The cutbacks would be triggered based on the terms of drought contingency plans signed by the seven Colorado River Basin states in 2019 in an effort to stabilize the river system.
The reservoirs along the river system were created to serve as a buffer to store water and ensure a reliable supply even in times of drought. But experts say that due to climate change and a 20-year drought, there is now more water being taken out of the river system than flowing into it, leading levels in these key reservoirs to fall.
“This shows us that the kind of dire scenarios that we’ve been preparing for and hoping would not happen are here now,” said John Fleck, the director of the University of New Mexico’s Water Resources Program.
“The study, while significant, is not a surprise,” the statement reads. “We are prepared for these conditions, thanks in large part to Arizona’s unique collaborative efforts among water leaders including tribes, cities, agriculture, industry and environmental organizations that developed innovative conservation and mitigation programs as part of the implementation of the Drought Contingency Plan. “
One of the farmers who stands to see his water deliveries reduced is Dan Thelander. Along with his son, brother and nephew, Thelander grows cotton, alfalfa and other crops on 6,500 acres in the desert of Pinal County, Arizona.
With less water expected to be available to him next year, Thelander said he will likely have to fallow, or leave unsown, 30 to 40% of his land.
“We’ll have to lay off employees. We won’t be buying as many seeds or fertilizer or tractors, and so we’ll just have to scale down and operate a smaller farm,” Thelander said. “And so, yes, it’ll hurt a lot.”
Many farmers in Central Arizona like Thelander have known for years that their supply of Colorado River water would eventually be phased out.
But with Lake Mead’s water levels still near record lows and projected to fall further, deliveries of that water could end years before the farmers had expected.
Many factors contribute to the Colorado River system’s dwindling supply.
For one, experts say there is more water being diverted out of the river than is coming into the system.
“It’s a math problem — Lake Mead normally releases 10.2 million acre-feet of water per year, and 9 million acre-feet flow into it,” said Brad Udall, a senior water and climate research scientist at Colorado State University. “At some point, because you have a 1.2 million acre-foot deficit each year, you’ve got to solve it or you’ll drain the reservoir.”

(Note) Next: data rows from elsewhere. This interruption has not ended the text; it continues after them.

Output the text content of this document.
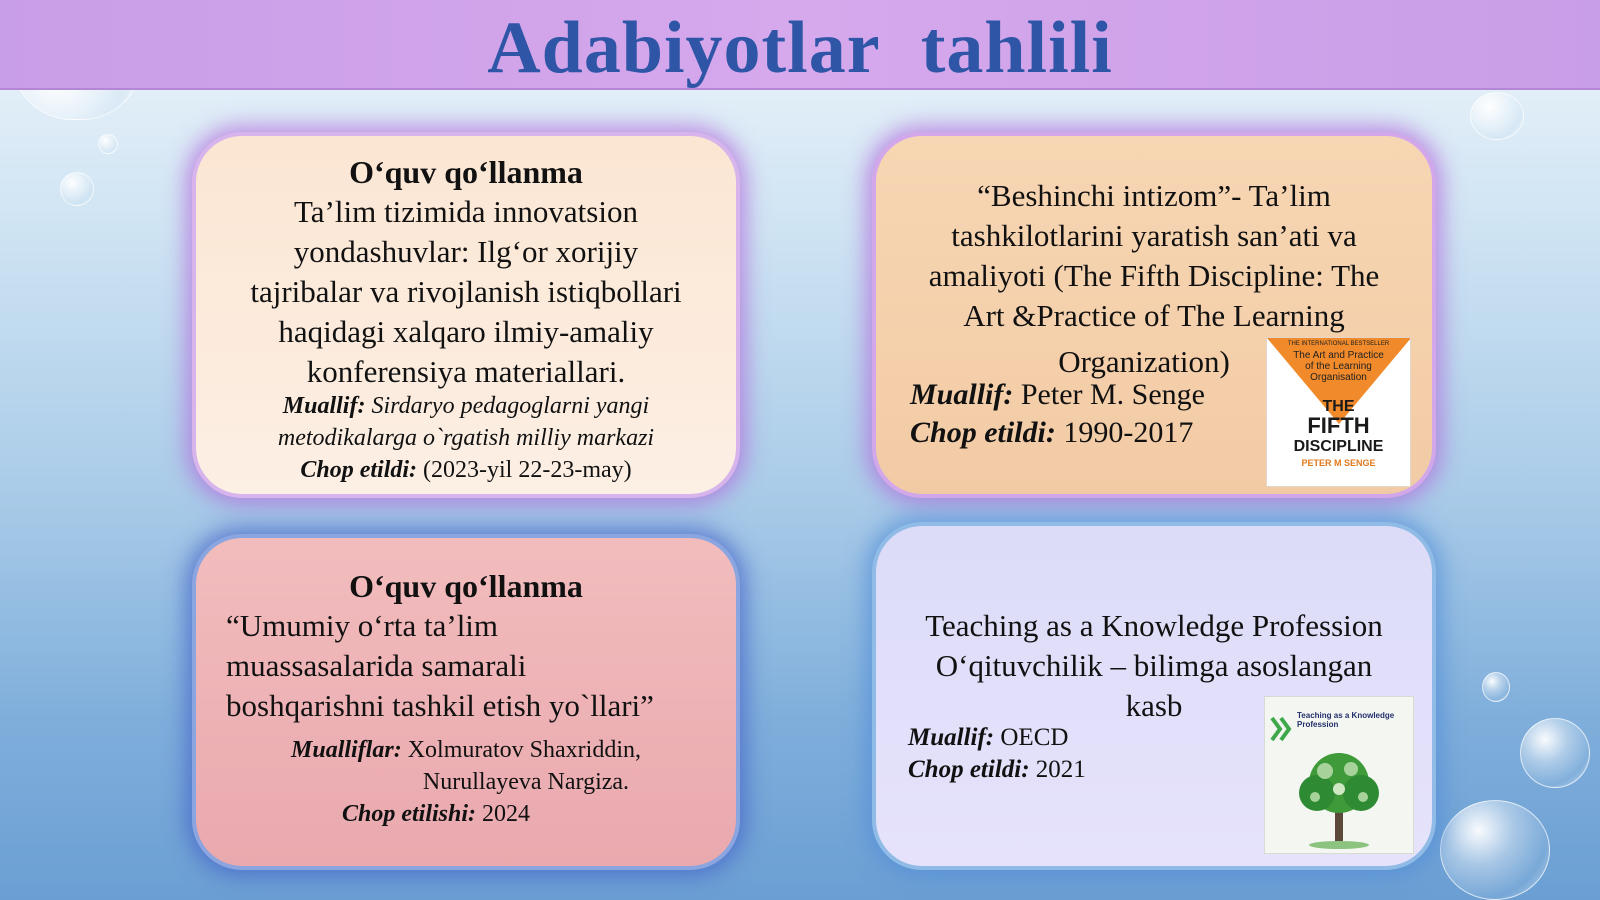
Adabiyotlar tahlili
O‘quv qo‘llanma
Ta’lim tizimida innovatsion
yondashuvlar: Ilg‘or xorijiy
tajribalar va rivojlanish istiqbollari
haqidagi xalqaro ilmiy-amaliy
konferensiya materiallari.
Muallif: Sirdaryo pedagoglarni yangi
metodikalarga o`rgatish milliy markazi
Chop etildi: (2023-yil 22-23-may)
“Beshinchi intizom”- Ta’lim
tashkilotlarini yaratish san’ati va
amaliyoti (The Fifth Discipline: The
Art &Practice of The Learning
Organization)
Muallif: Peter M. Senge
Chop etildi: 1990-2017
THE INTERNATIONAL BESTSELLER
The Art and Practice
of the Learning
Organisation
THE
FIFTH
DISCIPLINE
PETER M SENGE
O‘quv qo‘llanma
“Umumiy o‘rta ta’lim
muassasalarida samarali
boshqarishni tashkil etish yo`llari”
Mualliflar: Xolmuratov Shaxriddin,
Nurullayeva Nargiza.
Chop etilishi: 2024
Teaching as a Knowledge Profession
O‘qituvchilik – bilimga asoslangan
kasb
Muallif: OECD
Chop etildi: 2021
Teaching as a Knowledge Profession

On top of that structural deficit, a historic drought and climate change are also sapping the river’s supply.
Much of the Colorado River Basin has been gripped for the last two decades by what some scientists have dubbed a megadrought.
Most of the river’s flow comes from snow that falls high in the Rocky Mountains of Colorado and southern Wyoming, said Chris Milly, a research hydrologist with the US Geological Survey and a co-author of the study.

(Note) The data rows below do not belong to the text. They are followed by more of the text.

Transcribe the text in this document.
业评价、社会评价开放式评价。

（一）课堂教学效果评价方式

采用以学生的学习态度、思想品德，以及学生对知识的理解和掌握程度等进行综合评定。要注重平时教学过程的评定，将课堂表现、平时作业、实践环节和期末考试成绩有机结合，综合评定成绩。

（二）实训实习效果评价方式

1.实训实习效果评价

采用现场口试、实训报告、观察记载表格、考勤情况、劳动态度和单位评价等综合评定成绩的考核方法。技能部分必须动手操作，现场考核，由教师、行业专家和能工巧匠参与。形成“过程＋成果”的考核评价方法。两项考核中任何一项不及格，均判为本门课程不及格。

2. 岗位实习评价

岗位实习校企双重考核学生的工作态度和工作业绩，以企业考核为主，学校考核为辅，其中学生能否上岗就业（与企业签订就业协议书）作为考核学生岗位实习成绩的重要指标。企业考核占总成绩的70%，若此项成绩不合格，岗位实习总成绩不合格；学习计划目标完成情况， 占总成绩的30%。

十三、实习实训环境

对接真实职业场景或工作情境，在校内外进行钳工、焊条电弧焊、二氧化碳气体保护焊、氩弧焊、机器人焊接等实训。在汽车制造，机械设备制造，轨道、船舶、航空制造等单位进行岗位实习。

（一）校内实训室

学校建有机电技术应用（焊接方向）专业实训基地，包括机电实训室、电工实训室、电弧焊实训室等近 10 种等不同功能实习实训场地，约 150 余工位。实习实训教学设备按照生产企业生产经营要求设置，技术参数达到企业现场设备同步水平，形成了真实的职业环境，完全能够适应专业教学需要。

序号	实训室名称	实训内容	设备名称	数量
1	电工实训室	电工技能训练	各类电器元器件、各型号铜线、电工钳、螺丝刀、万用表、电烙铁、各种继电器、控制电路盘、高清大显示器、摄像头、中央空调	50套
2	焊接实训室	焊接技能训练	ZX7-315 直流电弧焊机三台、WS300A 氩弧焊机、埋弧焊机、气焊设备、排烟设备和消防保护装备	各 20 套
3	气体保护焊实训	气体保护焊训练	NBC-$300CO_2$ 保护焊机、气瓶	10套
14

Warming temperatures are leading to a decline in snowfall and an earlier snowmelt. But as the snow melts earlier and leaves behind bare ground, more heat energy from the sun is absorbed by the exposed soil. The warmer ground leads to more evaporation, which means less runoff from melting snow ends up in the river, Milly said.
“Evaporation is how the river basin cools itself,” Milly said. “And so when you have more evaporation, you have less water left over to come down the river.”
Current conditions also do not look promising for the kind of above-average runoff that is needed this year to begin to refill the river’s key reservoirs.
After an exceptionally hot and dry 2020, precipitation has continued to lag well below normal for much of the basin.
Soil moisture levels across the region are also among the lowest on record, according to Paul Miller, a service coordination hydrologist with the National Oceanic and Atmospheric Administration (NOAA)’s Colorado Basin River Forecast Center.
This means that much of the snowmelt runoff over the summer is likely to be absorbed by thirsty soils and plants before it can even reach the river, Miller said.
To Fleck, all of this signals that the reduced flows in recent years are likely not an aberration, but rather a glimpse of the challenges posed by a hotter, drier climate.
“We’re now seeing the model for what the future of Colorado River Basin water use looks like, where scarcity is the norm and drought is not some special short-term thing,” he said. “This is the way of life we’re in now with climate change reducing the flow on the river.”